= Cristòfor Taltabull =

Spanish composer and music pedagogue (1888–1964)

Cristòfor Taltabull (28 July 1888 – 1 May 1964) was a Spanish composer and pedagogue who played a role in the reconstruction of musical life in Catalonia after the Spanish Civil War.

==Biography==

Taltabull was born in Barcelona. He came from an educated, middle-class family and studied music (mainly piano) locally. Upon the first publication of his work in 1907, he moved to Munich to study aesthetics and music theory under Franz Wiedermeyer. He also studied composition in Leipzig with Max Reger, to whom Taltabull dedicated his Sonatina per a piano (1910).
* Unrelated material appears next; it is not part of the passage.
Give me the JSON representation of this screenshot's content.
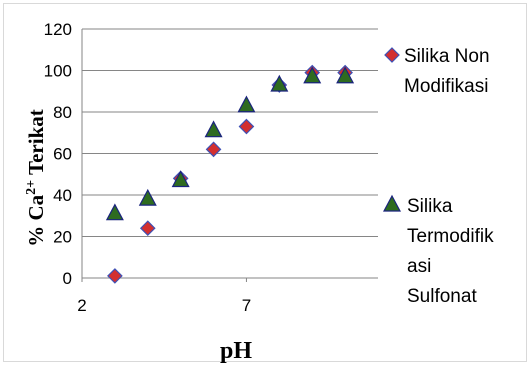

In 1911, after a brief stay in Barcelona, he established himself in Paris working as a composer, pianist, and arranger. While in Paris, he continued his musical studies with André Gedalge, Charles Tournemire and Charles Koechlin. He married Lea Masson in 1914. He was forced to leave Paris during the German invasion of France during World War II.

When Taltabull returned to Barcelona, he was received indifferently and did not find much professional success in Spain under Francisco Franco. He supported himself by giving private music lessons in his home. He died in Barcelona in 1964.

After his death, Taltabull's pupils celebrated him as a gifted teacher. Some of the most important Catalan musical figures of the later 20th century, such as Xavier Benguerel, Joan Guinjoan, Josep Mestres Quadreny, Josep Soler, and Salvador Moreno Manzano, were among Taltabull's students.

The archives and personal papers of Cristòfor Taltabull are preserved in the Biblioteca de Catalunya in Barcelona.